Closed seseso closed 4 years ago
Good catch! Can you share the change you made or contribute it with PR?
What I ended up doing was to pass an com.univocity.parsers.common.AbstractParser to my mapper constructor and use it on the processRecord method. I would love to create a PR for it but my code is specific to my requirements where I don't use POJOs but java.util.Map instead. Here's an example of my mapper:
import com.univocity.parsers.common.AbstractParser;
import java.util.LinkedHashMap;
import java.util.Map;
import org.jeasy.batch.core.mapper.RecordMapper;
import org.jeasy.batch.core.record.GenericRecord;
import org.jeasy.batch.core.record.Record;
import org.jeasy.batch.core.record.StringRecord;
public class UnivocityRecordMapper<T> implements RecordMapper<StringRecord, Record<Map<String, String>>> {
private final AbstractParser parser;
public UnivocityRecordMapper(AbstractParser parser) {
this.parser = parser;
}
@Override
public Record<Map<String, String>> processRecord(StringRecord record) throws Exception {
Map<String, String> rValue = new LinkedHashMap<>();
String payload = record.getPayload();
com.univocity.parsers.common.record.Record rec = parser.parseRecord(payload);
rec.fillFieldMap(rValue);
return new GenericRecord<>(record.getHeader(), rValue);
}
}
After some benchmarks, It seems the performance issue is not related to the fact that the parser is not being shared. I tried to extract it from the processRecord
method and the performance is the same. Here is the modified version:
import com.univocity.parsers.common.AbstractParser;
import com.univocity.parsers.common.CommonParserSettings;
import com.univocity.parsers.common.processor.BeanListProcessor;
import org.jeasy.batch.core.mapper.RecordMapper;
import org.jeasy.batch.core.record.GenericRecord;
import org.jeasy.batch.core.record.Record;
import java.io.StringReader;
/**
* A record mapper that uses <a href="http://www.univocity.com/">uniVocity parsers</a> to map delimited records to
* domain objects.
*
* @param <S> The settings type that is used to configure the parser.

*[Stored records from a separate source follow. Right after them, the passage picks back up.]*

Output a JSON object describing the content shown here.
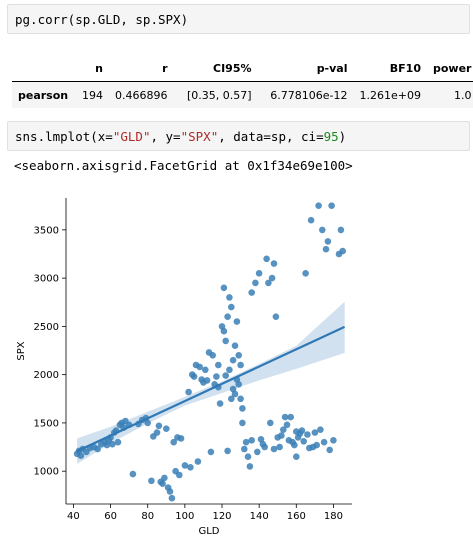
{
  "cells": {
    "corr": {
      "code": "pg.corr(sp.GLD, sp.SPX)"
    },
    "lmplot": {
      "code_parts": {
        "p1": "sns.lmplot(x=",
        "s1": "\"GLD\"",
        "p2": ", y=",
        "s2": "\"SPX\"",
        "p3": ", data=sp, ci=",
        "n1": "95",
        "p4": ")"
      },
      "stdout": "<seaborn.axisgrid.FacetGrid at 0x1f34e69e100>"
    }
  },
  "corr_table": {
    "columns": [
      "",
      "n",
      "r",
      "CI95%",
      "p-val",
      "BF10",
      "power"
    ],
    "rows": [
      [
        "pearson",
        "194",
        "0.466896",
        "[0.35, 0.57]",
        "6.778106e-12",
        "1.261e+09",
        "1.0"
      ]
    ]
  },
  "chart_data": {
    "type": "scatter",
    "xlabel": "GLD",
    "ylabel": "SPX",
    "xticks": [
      40,
      60,
      80,
      100,
      120,
      140,
      160,
      180
    ],
    "yticks": [
      1000,
      1500,
      2000,
      2500,
      3000,
      3500
    ],
    "xlim": [
      36,
      190
    ],
    "ylim": [
      660,
      3830
    ],
    "colors": {
      "points": "#3a7fb6",
      "line": "#2f78b5",
      "band": "#c9dcec"
    },
    "regression": {
      "x0": 42,
      "y0": 1208,
      "x1": 186,
      "y1": 2495
    },
    "ci_band": {
      "x": [
        42,
        60,
        80,
        100,
        120,
        140,
        160,
        186
      ],
      "lower": [
        1075,
        1290,
        1495,
        1680,
        1810,
        1940,
        2060,
        2225
      ],
      "upper": [
        1340,
        1460,
        1615,
        1770,
        1930,
        2110,
        2300,
        2755
      ]
    },
    "points": [
      [
        42,
        1180
      ],
      [
        43,
        1210
      ],
      [
        44,
        1160
      ],
      [
        45,
        1230
      ],
      [
        47,
        1200
      ],
      [
        49,
        1240
      ],
      [
        51,
        1250
      ],
      [
        53,
        1230
      ],
      [
        55,
        1280
      ],
      [
        57,
        1300
      ],
      [
        58,
        1270
      ],
      [
        59,
        1320
      ],
      [
        60,
        1350
      ],
      [
        61,
        1280
      ],
      [
        62,
        1400
      ],
      [
        63,
        1420
      ],
      [
        64,
        1300
      ],
      [
        65,
        1480
      ],
      [
        66,
        1500
      ],
      [
        67,
        1450
      ],
      [
        68,
        1520
      ],
      [
        70,
        1480
      ],
      [
        72,
        970
      ],
      [
        75,
        1490
      ],
      [
        77,
        1530
      ],
      [
        79,
        1550
      ],
      [
        80,
        1500
      ],
      [
        82,
        900
      ],
      [
        83,
        1360
      ],
      [
        85,
        1400
      ],
      [
        86,
        1470
      ],
      [
        87,
        890
      ],
      [
        88,
        870
      ],
      [
        89,
        930
      ],
      [
        90,
        1440
      ],
      [
        91,
        830
      ],
      [
        92,
        790
      ],
      [
        93,
        720
      ],
      [
        94,
        1300
      ],
      [
        95,
        1000
      ],
      [
        96,
        1350
      ],
      [
        97,
        960
      ],
      [
        98,
        1340
      ],
      [
        100,
        1060
      ],
      [
        102,
        1820
      ],
      [
        103,
        1040
      ],
      [
        104,
        2000
      ],
      [
        105,
        1980
      ],
      [
        106,
        2100
      ],
      [
        107,
        1100
      ],
      [
        108,
        2080
      ],
      [
        109,
        1950
      ],
      [
        110,
        1920
      ],
      [
        111,
        2050
      ],
      [
        112,
        1940
      ],
      [
        113,
        2230
      ],
      [
        114,
        1200
      ],
      [
        115,
        2200
      ],
      [
        116,
        1900
      ],
      [
        117,
        1980
      ],
      [
        118,
        1870
      ],
      [
        118,
        2100
      ],
      [
        119,
        1700
      ],
      [
        120,
        2500
      ],
      [
        121,
        2450
      ],
      [
        121,
        2900
      ],
      [
        122,
        2350
      ],
      [
        122,
        1990
      ],
      [
        123,
        2600
      ],
      [
        123,
        1210
      ],
      [
        124,
        2800
      ],
      [
        124,
        2050
      ],
      [
        125,
        2700
      ],
      [
        125,
        1750
      ],
      [
        126,
        2150
      ],
      [
        126,
        1850
      ],
      [
        127,
        2300
      ],
      [
        127,
        1800
      ],
      [
        128,
        2550
      ],
      [
        128,
        1950
      ],
      [
        129,
        2200
      ],
      [
        129,
        1900
      ],
      [
        130,
        1750
      ],
      [
        130,
        2100
      ],
      [
        131,
        1650
      ],
      [
        131,
        1500
      ],
      [
        132,
        1230
      ],
      [
        133,
        1300
      ],
      [
        134,
        1150
      ],
      [
        135,
        1050
      ],
      [
        136,
        2850
      ],
      [
        138,
        2950
      ],
      [
        139,
        1200
      ],
      [
        140,
        3050
      ],
      [
        141,
        1330
      ],
      [
        142,
        1280
      ],
      [
        143,
        1250
      ],
      [
        144,
        3200
      ],
      [
        145,
        2950
      ],
      [
        146,
        1500
      ],
      [
        147,
        3000
      ],
      [
        148,
        3150
      ],
      [
        149,
        2600
      ],
      [
        150,
        1350
      ],
      [
        151,
        1250
      ],
      [
        152,
        1370
      ],
      [
        153,
        1430
      ],
      [
        154,
        1560
      ],
      [
        155,
        1480
      ],
      [
        156,
        1320
      ],
      [
        157,
        1560
      ],
      [
        158,
        1300
      ],
      [
        159,
        1270
      ],
      [
        160,
        1150
      ],
      [
        161,
        1350
      ],
      [
        162,
        1390
      ],
      [
        163,
        1420
      ],
      [
        164,
        1310
      ],
      [
        165,
        3050
      ],
      [
        166,
        1380
      ],
      [
        167,
        1240
      ],
      [
        168,
        3600
      ],
      [
        169,
        1250
      ],
      [
        170,
        1400
      ],
      [
        171,
        1270
      ],
      [
        172,
        3750
      ],
      [
        173,
        1430
      ],
      [
        174,
        3500
      ],
      [
        175,
        1300
      ],
      [
        176,
        3300
      ],
      [
        177,
        3380
      ],
      [
        178,
        1220
      ],
      [
        179,
        3750
      ],
      [
        180,
        1320
      ],
      [
        183,
        3250
      ],
      [
        184,
        3500
      ],
      [
        185,
        3280
      ],
      [
        148,
        1230
      ],
      [
        160,
        1410
      ],
      [
        136,
        1320
      ]
    ]
  }
}
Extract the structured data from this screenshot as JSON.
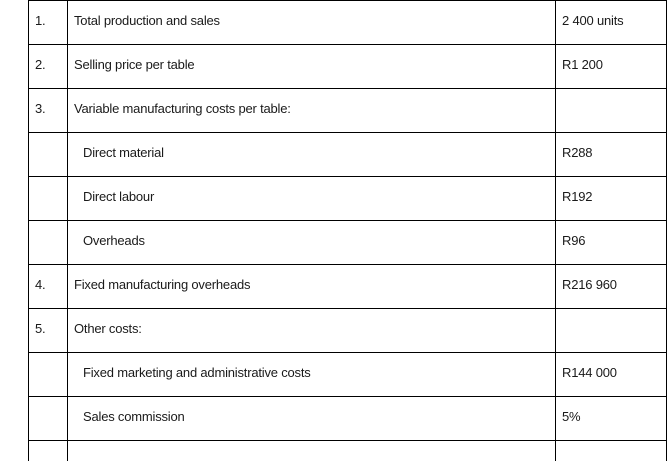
{
  "rows": [
    {
      "num": "1.",
      "desc": "Total production and sales",
      "value": "2 400 units"
    },
    {
      "num": "2.",
      "desc": "Selling price per table",
      "value": "R1 200"
    },
    {
      "num": "3.",
      "desc": "Variable manufacturing costs per table:",
      "value": ""
    },
    {
      "num": "",
      "desc": "Direct material",
      "value": "R288"
    },
    {
      "num": "",
      "desc": "Direct labour",
      "value": "R192"
    },
    {
      "num": "",
      "desc": "Overheads",
      "value": "R96"
    },
    {
      "num": "4.",
      "desc": "Fixed manufacturing overheads",
      "value": "R216 960"
    },
    {
      "num": "5.",
      "desc": "Other costs:",
      "value": ""
    },
    {
      "num": "",
      "desc": "Fixed marketing and administrative costs",
      "value": "R144 000"
    },
    {
      "num": "",
      "desc": "Sales commission",
      "value": "5%"
    }
  ]
}
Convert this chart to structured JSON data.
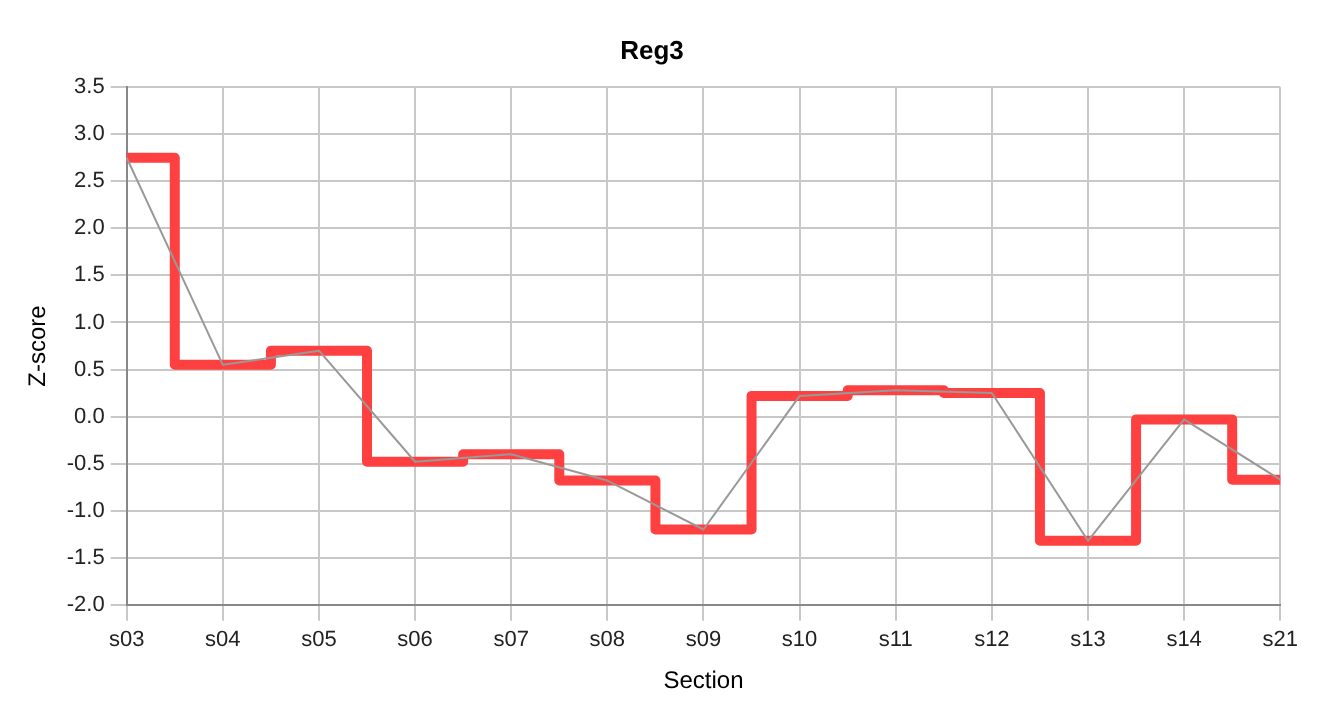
{
  "chart_data": {
    "type": "line",
    "title": "Reg3",
    "xlabel": "Section",
    "ylabel": "Z-score",
    "categories": [
      "s03",
      "s04",
      "s05",
      "s06",
      "s07",
      "s08",
      "s09",
      "s10",
      "s11",
      "s12",
      "s13",
      "s14",
      "s21"
    ],
    "series": [
      {
        "type": "step",
        "color": "#ff4040",
        "values": [
          2.75,
          0.55,
          0.7,
          -0.48,
          -0.4,
          -0.68,
          -1.2,
          0.22,
          0.28,
          0.25,
          -1.32,
          -0.03,
          -0.67
        ]
      },
      {
        "type": "line",
        "color": "#999999",
        "values": [
          2.75,
          0.55,
          0.7,
          -0.48,
          -0.4,
          -0.68,
          -1.2,
          0.22,
          0.28,
          0.25,
          -1.32,
          -0.03,
          -0.67
        ]
      }
    ],
    "ylim": [
      -2,
      3.5
    ],
    "yticks": [
      {
        "value": -2,
        "label": "-2.0"
      },
      {
        "value": -1.5,
        "label": "-1.5"
      },
      {
        "value": -1,
        "label": "-1.0"
      },
      {
        "value": -0.5,
        "label": "-0.5"
      },
      {
        "value": 0,
        "label": "0.0"
      },
      {
        "value": 0.5,
        "label": "0.5"
      },
      {
        "value": 1,
        "label": "1.0"
      },
      {
        "value": 1.5,
        "label": "1.5"
      },
      {
        "value": 2,
        "label": "2.0"
      },
      {
        "value": 2.5,
        "label": "2.5"
      },
      {
        "value": 3,
        "label": "3.0"
      },
      {
        "value": 3.5,
        "label": "3.5"
      }
    ],
    "grid": true,
    "legend": false,
    "marker": "none",
    "line_style": "solid"
  }
}
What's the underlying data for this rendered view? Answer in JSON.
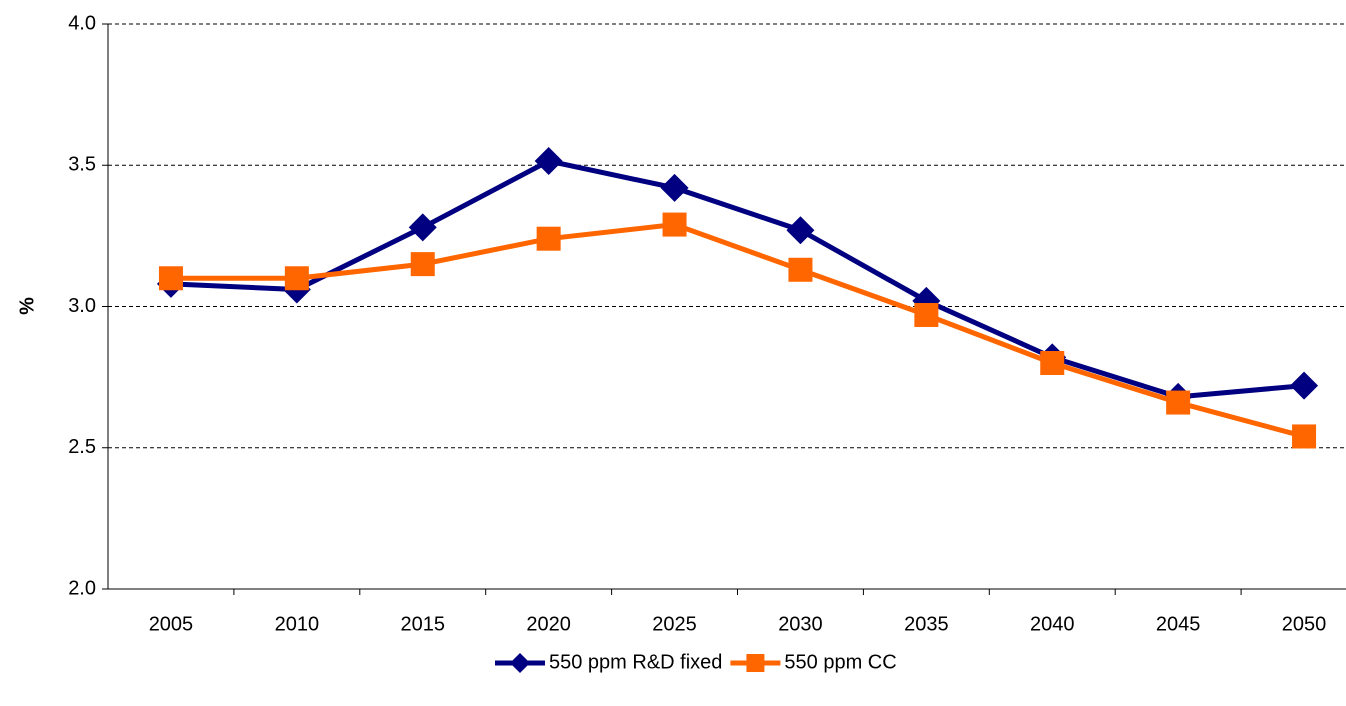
{
  "chart_data": {
    "type": "line",
    "y_label": "%",
    "categories": [
      "2005",
      "2010",
      "2015",
      "2020",
      "2025",
      "2030",
      "2035",
      "2040",
      "2045",
      "2050"
    ],
    "series": [
      {
        "name": "550 ppm R&D fixed",
        "color": "#000080",
        "marker": "diamond",
        "values": [
          3.08,
          3.06,
          3.28,
          3.515,
          3.42,
          3.27,
          3.02,
          2.82,
          2.68,
          2.72
        ]
      },
      {
        "name": "550 ppm CC",
        "color": "#ff6600",
        "marker": "square",
        "values": [
          3.1,
          3.1,
          3.15,
          3.24,
          3.29,
          3.13,
          2.97,
          2.8,
          2.66,
          2.54
        ]
      }
    ],
    "ylim": [
      2.0,
      4.0
    ],
    "yticks": [
      {
        "value": 2.0,
        "label": "2.0"
      },
      {
        "value": 2.5,
        "label": "2.5"
      },
      {
        "value": 3.0,
        "label": "3.0"
      },
      {
        "value": 3.5,
        "label": "3.5"
      },
      {
        "value": 4.0,
        "label": "4.0"
      }
    ],
    "grid": true,
    "legend": "bottom"
  }
}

* @author Anthony Bruno (anthony.bruno196@gmail.com)
*/
abstract class AbstractUnivocityRecordMapper<T, S extends CommonParserSettings<?>> implements RecordMapper<String, T> {
S settings;
private AbstractParser<S> parser;
private BeanListProcessor<T> beanListProcessor;
/**
* Creates a new mapper that uses <a href="http://www.univocity.com/">uniVocity parsers</a> to map delimited records
* to domain objects.
*
* @param recordClass the target type
* @param settings the settings that is is used to configure the parser
*/
AbstractUnivocityRecordMapper(Class<T> recordClass, S settings) {
this.settings = settings;
this.beanListProcessor = new BeanListProcessor<>(recordClass, 1);
this.settings.setProcessor(beanListProcessor);
this.parser = getParser();
}
@Override
public Record<T> processRecord(Record<String> record) {
String payload = record.getPayload();
parser.parse(new StringReader(payload));
T result = beanListProcessor.getBeans().get(0);
return new GenericRecord<>(record.getHeader(), result);
}
protected abstract AbstractParser<S> getParser();
}
I even extracted the BeanListProcessor
from that method but that didn't help neither (Even though this did not improve the performance, I still introduced the change as I think it's a good refactoring, see 926396bee45f50ff0b665d97646a873900f63735).
The real issue is coming from the fact that in your version, you are converting the parsed record to a Map
(ie no reflection is used), while in the current version the record is converted to a java bean (with reflection behind the scene).
I tried to exclude Easy Batch from the picture and compare these two ways of converting data with univocity's APIs only:
@Test
public void testUnivocityPerformance() {
// /!\ This is quick and dirty, should be a JMH-based throughput micro-bench but I didn't have time to do it :-(
String payload = "foo,bar,15,true";
// parse and convert to map (1021ms)
CsvParser parser = new CsvParser(new CsvParserSettings());
Map<String, String> rValue = new LinkedHashMap<>();
long startTime = System.currentTimeMillis();
for (int i = 0; i < 1000000; i++) {
com.univocity.parsers.common.record.Record record = parser.parseRecord(payload);
record.fillFieldMap(rValue);
}
System.out.println((System.currentTimeMillis() - startTime) + "ms");
// parse and convert to bean (527917ms)
CsvParserSettings settings = new CsvParserSettings();
BeanListProcessor<TestBean> beanListProcessor = new BeanListProcessor<>(TestBean.class);
settings.setProcessor(beanListProcessor);
parser = new CsvParser(settings);
startTime = System.currentTimeMillis();
TestBean testBean;
for (int i = 0; i < 1000000; i++) {
parser.parse(new StringReader(payload));
testBean = beanListProcessor.getBeans().get(0);
}
System.out.println((System.currentTimeMillis() - startTime) + "ms");
}
TestBean
is the same as in here. The difference is huge: 1s vs 8min ..
I would love to create a PR for it but my code is specific to my requirements where I don't use POJOs but java.util.Map instead
Indeed, that's not compatible with the current code and we could not merge it as is. Thank you for raising the issue anyway!
Due to the instantiation of the Univocity parser for each record, the performance is very very poor (for 1 million lines, it took me more than 3 minutes versus less than 2 seconds with a "shared" instance of the parser)
To overcome this, I would suggest to move out the creation of the parser from the processRecord method.